Nüchtern betrachtet steht es jedem frei sich für eine vegane Ernährung zu entscheiden. Veganer präsentieren ja auch gerne Studien, dass ihre Ernährungsform gesund sei. Das der Mensch, hätte er sich von Beginn an nur vegan ernährt, wahrscheinlich nie ein Gehirn entwickelt hätte, dass solche Studien erstellt … Details, Schwamm drüber. Es wäre aber schon viel gewonnen, wenn alle Veganer dem Rest der Bevölkerung zugestehen würden, dass sich ein Mensch auch frei entscheiden kann ein Steak auf den Grill zu werfen. Und wenn sie weder den Anblick oder den Geruch ertragen, können sie sich ja zurückziehen und ihre Avocados essen. Nebenbei bemerkt verschlingt der Avocadoanbau für den deutschen veganen Hipster Unmengen von Wasser, in Chile leidet deshalb die Natur und die Menschen. Was aber egal scheint, weil a) Avocados sind hippstermäßiggeiles Superfood, und b) Chile liegt doch irgendwo am Arsch der Welt. Ich meine, da gibt’s nicht mal mehr bedrohte Urvölker, die im Amazons gerade mit den Flammen kämpfen. Aber der Typ mit dem 1,20 Hecht ist ja ums Eck, darüber regt man sich dann auf.

Kommentare

Für viele scheint sowas wie Verhältnismäßigkeit nicht mehr zu existieren. Ihnen wird ein Köder hingehalten und sie schnappen zu. Die Dürftigkeit vieler Kommentare, nicht bloß ihre „Länge“, deuten auf ein hohes Aggressionspotenzial. Das zeigt sich themenübergreifend und spiegelt vielleicht eine unumkehrbare Veränderung in unseren Gesellschaften wider.

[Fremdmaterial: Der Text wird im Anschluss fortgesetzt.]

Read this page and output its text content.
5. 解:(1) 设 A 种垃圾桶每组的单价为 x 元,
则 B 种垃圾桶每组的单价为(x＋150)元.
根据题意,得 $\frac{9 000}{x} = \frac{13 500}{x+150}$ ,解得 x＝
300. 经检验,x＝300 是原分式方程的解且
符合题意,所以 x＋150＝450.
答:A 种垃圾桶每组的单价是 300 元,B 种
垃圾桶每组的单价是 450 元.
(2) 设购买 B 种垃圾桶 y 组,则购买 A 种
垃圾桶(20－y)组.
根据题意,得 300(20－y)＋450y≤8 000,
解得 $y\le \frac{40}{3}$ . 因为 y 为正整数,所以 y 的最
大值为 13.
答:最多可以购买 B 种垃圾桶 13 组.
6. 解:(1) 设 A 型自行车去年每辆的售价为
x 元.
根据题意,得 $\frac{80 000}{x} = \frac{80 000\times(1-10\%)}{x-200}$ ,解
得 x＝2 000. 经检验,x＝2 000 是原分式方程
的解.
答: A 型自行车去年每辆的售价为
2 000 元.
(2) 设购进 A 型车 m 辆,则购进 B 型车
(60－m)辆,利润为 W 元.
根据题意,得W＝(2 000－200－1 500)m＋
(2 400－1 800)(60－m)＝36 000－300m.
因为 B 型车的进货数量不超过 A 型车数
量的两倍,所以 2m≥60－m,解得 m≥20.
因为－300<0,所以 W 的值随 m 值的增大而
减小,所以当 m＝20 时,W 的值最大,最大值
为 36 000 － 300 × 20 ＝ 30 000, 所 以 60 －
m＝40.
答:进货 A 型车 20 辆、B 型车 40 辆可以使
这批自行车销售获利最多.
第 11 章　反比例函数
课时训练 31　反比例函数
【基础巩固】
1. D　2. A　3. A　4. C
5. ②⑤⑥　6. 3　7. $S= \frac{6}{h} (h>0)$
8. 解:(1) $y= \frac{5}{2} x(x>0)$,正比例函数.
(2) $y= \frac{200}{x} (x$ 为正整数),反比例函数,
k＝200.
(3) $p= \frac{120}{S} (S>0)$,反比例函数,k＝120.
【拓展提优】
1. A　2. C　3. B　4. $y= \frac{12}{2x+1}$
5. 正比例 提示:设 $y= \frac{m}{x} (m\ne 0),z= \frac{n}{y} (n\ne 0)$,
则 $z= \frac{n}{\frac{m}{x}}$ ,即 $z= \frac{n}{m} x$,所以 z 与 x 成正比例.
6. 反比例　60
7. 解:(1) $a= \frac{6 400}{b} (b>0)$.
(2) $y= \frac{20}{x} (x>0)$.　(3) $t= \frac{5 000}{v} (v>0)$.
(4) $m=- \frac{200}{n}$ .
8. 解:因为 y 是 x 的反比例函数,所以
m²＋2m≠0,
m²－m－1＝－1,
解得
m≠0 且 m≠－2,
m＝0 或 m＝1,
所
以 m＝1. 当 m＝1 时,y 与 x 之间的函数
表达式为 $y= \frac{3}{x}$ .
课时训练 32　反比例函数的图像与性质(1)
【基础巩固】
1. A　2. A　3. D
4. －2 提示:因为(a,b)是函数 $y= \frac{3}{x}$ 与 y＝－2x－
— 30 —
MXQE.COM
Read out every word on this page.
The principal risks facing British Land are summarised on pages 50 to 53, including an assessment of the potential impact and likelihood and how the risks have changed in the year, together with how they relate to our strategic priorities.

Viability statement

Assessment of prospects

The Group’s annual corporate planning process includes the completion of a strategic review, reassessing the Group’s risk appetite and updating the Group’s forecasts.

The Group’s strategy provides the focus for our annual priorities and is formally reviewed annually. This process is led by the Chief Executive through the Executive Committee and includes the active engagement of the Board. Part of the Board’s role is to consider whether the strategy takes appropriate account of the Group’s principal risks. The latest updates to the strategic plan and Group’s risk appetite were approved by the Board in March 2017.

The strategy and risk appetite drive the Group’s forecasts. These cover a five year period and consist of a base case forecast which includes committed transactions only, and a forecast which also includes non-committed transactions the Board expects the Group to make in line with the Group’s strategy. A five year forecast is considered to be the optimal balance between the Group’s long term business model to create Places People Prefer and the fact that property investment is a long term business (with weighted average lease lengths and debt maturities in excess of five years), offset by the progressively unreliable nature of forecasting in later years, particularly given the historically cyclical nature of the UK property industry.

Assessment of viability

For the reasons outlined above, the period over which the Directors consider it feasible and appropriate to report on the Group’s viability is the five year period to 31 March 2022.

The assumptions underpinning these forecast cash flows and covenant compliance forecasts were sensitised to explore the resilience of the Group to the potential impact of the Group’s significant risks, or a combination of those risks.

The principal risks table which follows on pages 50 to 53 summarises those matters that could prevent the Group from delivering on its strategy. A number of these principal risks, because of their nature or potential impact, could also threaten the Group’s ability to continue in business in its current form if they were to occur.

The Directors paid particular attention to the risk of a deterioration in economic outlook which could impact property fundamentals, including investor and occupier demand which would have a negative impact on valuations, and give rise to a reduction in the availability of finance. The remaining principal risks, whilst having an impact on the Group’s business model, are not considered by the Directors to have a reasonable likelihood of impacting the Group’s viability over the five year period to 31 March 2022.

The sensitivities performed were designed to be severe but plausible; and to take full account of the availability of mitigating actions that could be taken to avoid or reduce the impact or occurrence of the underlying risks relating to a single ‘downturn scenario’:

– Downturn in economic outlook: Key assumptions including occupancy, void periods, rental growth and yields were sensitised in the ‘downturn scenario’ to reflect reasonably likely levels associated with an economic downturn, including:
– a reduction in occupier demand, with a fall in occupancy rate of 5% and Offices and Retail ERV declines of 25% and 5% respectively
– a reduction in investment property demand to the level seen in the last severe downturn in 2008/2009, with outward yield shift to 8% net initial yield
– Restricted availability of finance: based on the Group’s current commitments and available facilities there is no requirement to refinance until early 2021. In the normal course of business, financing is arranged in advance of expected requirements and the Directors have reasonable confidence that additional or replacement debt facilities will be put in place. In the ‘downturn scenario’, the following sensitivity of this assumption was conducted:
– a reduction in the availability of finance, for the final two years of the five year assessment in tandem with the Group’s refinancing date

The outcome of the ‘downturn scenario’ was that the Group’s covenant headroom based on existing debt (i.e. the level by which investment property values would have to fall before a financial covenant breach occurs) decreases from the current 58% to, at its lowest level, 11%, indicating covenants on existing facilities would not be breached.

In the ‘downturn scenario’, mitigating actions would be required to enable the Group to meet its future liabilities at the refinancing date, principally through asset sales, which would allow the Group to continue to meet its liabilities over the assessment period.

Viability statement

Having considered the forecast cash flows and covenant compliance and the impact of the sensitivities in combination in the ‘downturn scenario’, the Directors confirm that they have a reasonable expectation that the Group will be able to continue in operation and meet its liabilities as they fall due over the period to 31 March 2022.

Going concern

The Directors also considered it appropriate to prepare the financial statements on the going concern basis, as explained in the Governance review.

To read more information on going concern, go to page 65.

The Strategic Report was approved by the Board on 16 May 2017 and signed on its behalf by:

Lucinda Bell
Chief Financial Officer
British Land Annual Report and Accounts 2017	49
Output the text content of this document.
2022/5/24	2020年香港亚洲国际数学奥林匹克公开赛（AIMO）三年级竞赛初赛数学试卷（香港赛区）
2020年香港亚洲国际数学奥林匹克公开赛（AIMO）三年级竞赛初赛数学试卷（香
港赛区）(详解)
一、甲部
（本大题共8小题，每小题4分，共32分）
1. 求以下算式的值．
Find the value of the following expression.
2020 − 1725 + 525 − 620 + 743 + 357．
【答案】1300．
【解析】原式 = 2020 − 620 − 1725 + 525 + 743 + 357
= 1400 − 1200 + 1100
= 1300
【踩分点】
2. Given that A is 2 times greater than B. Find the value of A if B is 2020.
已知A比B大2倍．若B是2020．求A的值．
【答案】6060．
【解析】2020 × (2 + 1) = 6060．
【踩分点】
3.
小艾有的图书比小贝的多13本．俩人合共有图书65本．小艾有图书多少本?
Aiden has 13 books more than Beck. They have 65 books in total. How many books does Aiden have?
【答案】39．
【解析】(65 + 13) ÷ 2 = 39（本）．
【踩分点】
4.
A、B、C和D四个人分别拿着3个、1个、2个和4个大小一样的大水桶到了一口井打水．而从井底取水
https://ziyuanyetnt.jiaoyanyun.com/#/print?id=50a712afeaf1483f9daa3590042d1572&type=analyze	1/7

Die Art wie unsere Medien heute arbeiten, glaube ich, spielt der Entwicklung meines Erachtens in die Hände. Das wissen alle Verantwortlichen natürlich. Sie scheren sich nicht drum, weil sie glauben, ihre Existenz nur auf diese Art und Weise sichern zu können. Dass dabei leider viel mehr den Bach heruntergeht, interessiert scheinbar niemanden. Die AfD wäre ohne die von mir beanstandete Leichtfertigkeit der Medien nicht in der Lage, ihre Ernte im Osten einzufahren.